/ 4 August 2006

Expert opinion

In Madlands (Penguin), Carla has just rescued a male vagrant from the clutches of two violent security guards outside a Sea Point shopping mall but, as she observes him slumped in the back seat of her car, she ponders the wisdom of her actions. Why did she take this man into her car?

‘It’s because you’re not buried,” she explains to the reader, ‘You’re still there, like a distressed carcass, all blood and stink and mess. Like him.” Who is ‘him”? The rest of this intriguing book provides amply for a parade of male (and female) figures that might qualify as haunting presences in Carla’s life history and development as a person.

Carla invites the reader on a journey into a ‘labyrinth” to discover events from her personal history that might account for her current life situation — a gradual mental disintegration in adulthood that has earned her a bipolar disorder diagnosis. So, we set off on a ‘case study” that outlines her early history. This includes Carla’s father being imprisoned before her birth on a paedophilia conviction; her depressed mother, who almost aborted Carla; sexual abuse as a small child by a domestic worker; and pregnancy at 15, aborted by an attempted suicide. Aged six, she meets her father for the first time at a prison visit, but this precipitates a terrible regression.

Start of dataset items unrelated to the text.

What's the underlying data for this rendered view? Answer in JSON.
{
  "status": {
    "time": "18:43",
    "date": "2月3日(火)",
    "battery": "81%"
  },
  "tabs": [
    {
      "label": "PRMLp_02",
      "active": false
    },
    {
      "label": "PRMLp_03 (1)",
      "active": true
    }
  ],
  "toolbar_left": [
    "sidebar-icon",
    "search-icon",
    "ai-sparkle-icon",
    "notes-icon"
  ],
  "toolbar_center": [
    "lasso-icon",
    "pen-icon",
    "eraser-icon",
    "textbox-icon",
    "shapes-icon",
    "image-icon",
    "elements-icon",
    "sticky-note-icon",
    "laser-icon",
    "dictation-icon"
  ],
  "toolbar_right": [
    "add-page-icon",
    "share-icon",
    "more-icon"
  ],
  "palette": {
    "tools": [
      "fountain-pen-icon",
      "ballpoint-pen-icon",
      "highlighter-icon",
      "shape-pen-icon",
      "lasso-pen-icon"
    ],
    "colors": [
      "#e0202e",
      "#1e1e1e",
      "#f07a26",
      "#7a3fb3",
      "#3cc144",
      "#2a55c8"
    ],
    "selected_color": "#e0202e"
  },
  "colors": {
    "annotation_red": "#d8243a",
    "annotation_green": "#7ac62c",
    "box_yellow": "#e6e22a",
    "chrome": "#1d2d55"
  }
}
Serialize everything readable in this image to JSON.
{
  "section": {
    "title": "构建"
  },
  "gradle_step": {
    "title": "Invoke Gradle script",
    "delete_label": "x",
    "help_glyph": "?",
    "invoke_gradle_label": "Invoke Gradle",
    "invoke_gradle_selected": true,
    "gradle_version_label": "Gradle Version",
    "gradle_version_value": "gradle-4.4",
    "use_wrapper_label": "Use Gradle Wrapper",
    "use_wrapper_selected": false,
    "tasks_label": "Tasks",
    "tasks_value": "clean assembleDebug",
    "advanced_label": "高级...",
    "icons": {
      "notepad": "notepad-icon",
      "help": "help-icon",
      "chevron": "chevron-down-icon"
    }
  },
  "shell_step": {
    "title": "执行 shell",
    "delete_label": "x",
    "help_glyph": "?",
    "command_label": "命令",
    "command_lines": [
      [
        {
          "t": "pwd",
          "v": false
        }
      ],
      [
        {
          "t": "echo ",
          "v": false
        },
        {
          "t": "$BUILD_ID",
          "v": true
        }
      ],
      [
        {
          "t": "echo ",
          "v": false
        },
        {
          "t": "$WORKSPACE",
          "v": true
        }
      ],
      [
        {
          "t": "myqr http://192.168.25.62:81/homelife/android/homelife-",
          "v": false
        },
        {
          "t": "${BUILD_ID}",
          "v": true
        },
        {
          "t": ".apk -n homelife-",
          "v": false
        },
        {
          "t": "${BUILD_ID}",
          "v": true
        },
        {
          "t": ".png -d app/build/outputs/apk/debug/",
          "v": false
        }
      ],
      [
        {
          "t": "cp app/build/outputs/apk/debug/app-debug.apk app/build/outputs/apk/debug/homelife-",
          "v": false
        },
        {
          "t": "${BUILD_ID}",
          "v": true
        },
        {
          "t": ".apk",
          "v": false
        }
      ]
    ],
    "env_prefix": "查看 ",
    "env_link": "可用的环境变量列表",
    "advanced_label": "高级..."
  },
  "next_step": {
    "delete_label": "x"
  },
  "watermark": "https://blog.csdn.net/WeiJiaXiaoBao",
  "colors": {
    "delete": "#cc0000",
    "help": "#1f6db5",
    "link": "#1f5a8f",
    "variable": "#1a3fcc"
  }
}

Central to Carla’s ‘case study” is her diagnosis by and subsequent absorption into the male psychiatric profession and its medi-cation roundabouts. But other secondary characters are given chapters of their own to describe the details of and backgrounds to their own mental problems. Throughout the book this provides a surfeit of ‘observations” and ‘descriptions” to facilitate the journey of explanation.

Here is something of my entry into this journey. Dr Bailey, who initially diagnoses Carla, comes under her close, unflattering scrutiny. His office is described as cell-like — a bare, dingy room permeated with a smell of urine (echo father). Bailey’s treatment fails and, after several suicide attempts, Carla is admitted to Valkenberg, a mental institution in Cape Town. Here she is assigned Dr Gold who differs from previous psychiatrists in being able to listen and not judge. Also, he behaves like a normal person.

We are assailed with prosaic details of Dr Gold’s marital problems, and Valkenberg is essentially described as a prison experience (echo father). Nonetheless, we get the message that this Goldfather is not a molester and therefore Carla can tell him the story of a certain Dr Courtney, her previous psychiatrist. Dr Courtney turns out to be a serial molester — of female patients — but Carla was his special lover. This case diary ends with Dr Courtney being tried for misconduct, for which he receives a prison sentence (echo father). In spite of his crimes. Dr Courtney is the only one to suggest a psycho-dynamic explanation: that Carla’s self-destructiveness, rootlessness (capacity to identify with vagrants) and poor impulse control were to do with the absence of a good male figure in her life. As the ‘misguided artist of her own life” she would continue to search for ‘him” in all the wrong places — until, presumably, she had met up with Dr Courtney.

While this is a perverse formulation, it nonetheless reflects the irresistible theme of this book, as we shall discover at the end — the role of sound father attachment in mental stability.

The way the story unfolds — through a variety of individual voices, each a case study — works against emotional involvement between the characters. There are long stretches where the relationships between individual voices lack texture, tension and drama. Even when Carla describes herself during Dr Courtney’s trial as not simply a victim, but an ‘enthusiastic partner”, we have no real impression of her inner conflict in the matter. It is as if the theme of madness should be sufficient to mobilise the reader’s sympathy.

Such privileging of individual observation and description, however, skews the portrayal of the bipolar experience itself. An important aspect of a bipolar mental state, in addition to the individual suffering it reflects, is the interpersonal chaos it causes — how the ‘illness” is lived out between people.

When someone starts talking animatedly into the remote or liquidating his or her assets harum-scarum, it’s someone else sinking lower and lower into abject concern and panic. When that same person cannot get out of bed for three days or starts speaking in catatonic murmurs, it’s someone else who scrambles around for solutions. The bipolarity refers not only to inside, but to what goes on between inside and outside. In this sense it provides an ideal opportunity, in dramatic terms, for a portrayal of a disturbance of this kind, or any other. This opportunity may have been missed in this book, leading to the reader becoming less involved emotionally in Carla’s fate.

The need for explanation over dramatic tension has its most telling effect on how the story ends. In the final pages the reader is transported giddily into an improbable melodrama of reconciliation, coincidental causation and the kind of plot resolution that leaves the reader aghast. Perhaps this type of ending captures something quintessential about a bipolar state of mind — the pull (or push) towards magical, omnipotent thinking (and writing) as a means of coping with life’s harsh but mysterious agonies and contradictions.